A Goé, sur la commune de Limbourg, de nouvelles règles de circulation inquiètent les riverains depuis plusieurs mois. Parmi elles, l'autorisation donnée aux cyclistes d’emprunter certains sens interdits. Ils trouvent cela dangereux.
A peine inauguré, le cœur de village de Goé, repensé pour plus de convivialité et d’apaisement, suscite déjà des inquiétudes. En cause : des rues placées à sens unique comme ici rue de l'Eglise. « Depuis quelques semaines, une nouvelle signalétique a été mise en place pour vraiment encourager les vélos à prendre les sens interdits.

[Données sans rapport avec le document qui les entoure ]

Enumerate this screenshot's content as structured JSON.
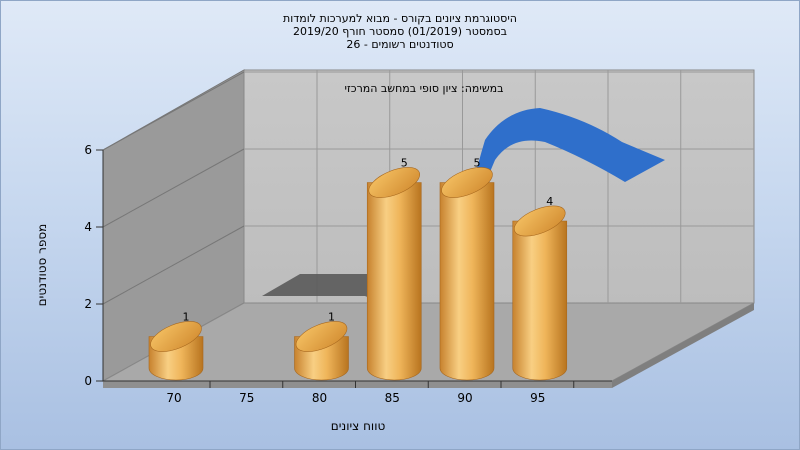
{
  "chart_data": {
    "type": "bar",
    "title_lines": [
      "היסטוגרמת ציונים בקורס - מבוא למערכות לומדות",
      "בסמסטר  (01/2019)  סמסטר חורף 2019/20",
      "סטודנטים רשומים - 26"
    ],
    "subtitle": "במשימה: ציון סופי במחשב המרכזי",
    "xlabel": "טווח ציונים",
    "ylabel": "מספר סטודנטים",
    "x_ticks": [
      "70",
      "75",
      "80",
      "85",
      "90",
      "95"
    ],
    "y_ticks": [
      "0",
      "2",
      "4",
      "6"
    ],
    "ylim": [
      0,
      6
    ],
    "bars": [
      {
        "x": 70,
        "value": 1,
        "label": "1"
      },
      {
        "x": 80,
        "value": 1,
        "label": "1"
      },
      {
        "x": 85,
        "value": 5,
        "label": "5"
      },
      {
        "x": 90,
        "value": 5,
        "label": "5"
      },
      {
        "x": 95,
        "value": 4,
        "label": "4"
      }
    ],
    "grid": true,
    "colors": {
      "bar": "#f0b050",
      "curve": "#2f6fcb",
      "shadow": "#555555"
    }
  }
}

C'est légal, c'est étudié, ce n'est pas ça qui pose problème mais ce qui est faisable sur papier ne l'est pas toujours dans la réalité, expose Céline Soupart, conseillère communale à Limbourg. Et c'est vraiment pour ça que j'ai eu envie de relayer la parole de nombreux Goétois. C'est montrer que certains tronçons du coeur du village sont accidentogènes et même si la co-existence des deux types de mobilité est à privilégier, à certains endroits, ce n'est pas possible. »
Sur place, les changements sont visibles : places de stationnement tracées au sol, bacs de fleurs installés. Résultat, une voirie rétrécie et donc peu d’espace pour se croiser ou éviter un obstacle. Ce qui tracasse cet agriculteur. Les véhicules agricoles étant encore bien plus larges que les voitures. « C'est maintenant que le village est aménagé qu'on se rend compte des soucis qu'il y a, s'inquiète Benoît Schils. Il y a aussi les transports en commun qui prennent de la largeur et ils auront le même problème que nous.»
Une problématique loin d'être isolée. « Quand on doit ramener l'herbe de Hèvremont et qu'il faut passer rue du Monument, maintenant, il faut faire la petite descente et passer un virage à presque 90 degrés avec les charrois. Ils ont du mal parce que c'est une sale descente, il y a un tournant, une priorité de droite où c'est dangereux et voilà, je ne suis pas le seul agriculteur de la commune. D'autres ont les mêmes problèmes que moi », poursuit Benoît Schils.
Nombreux sont donc les riverains à demander une révision du plan. S'il dit comprendre les craintes, l'échevin des travaux et de la mobilité n'a pas la main. « Une révision du plan malheureusement, ce ne sera pas possible, regrette Grégory Schmits. Quelques petites adaptations éventuellement. C'est un service partenaire avec qui on travaille. Ce service partenaire, il nous donne ses critères de réalisation en fonction du code du gestionnaire et du code de la route et donc ces plans ont été dessinées et ces aménagements ont été décidés en accord avec les législations en vigueur. »
Face aux préoccupations des Goétois, le bureau d'étude en charge du dossier est venu vérifier la situation. Les largeurs sont bien conformes. Reste à trouver une solution. « La solution, notamment dans la rue de l'Eglise, c'est qu'on va mettre en place une bande ocre qui est la matérialisation des véhicules légers donc cyclistes etc. Ça encouragera les usagers à rouler moins vite et à respecter les limitations de vitesse et d'avoir une bonne entente entre tous les usagers de la voirie. »
Un peu de temps et de nouvelles habitudes seront aussi nécessaires pour permettre au village de retrouver son équilibre et une certaine sécurité.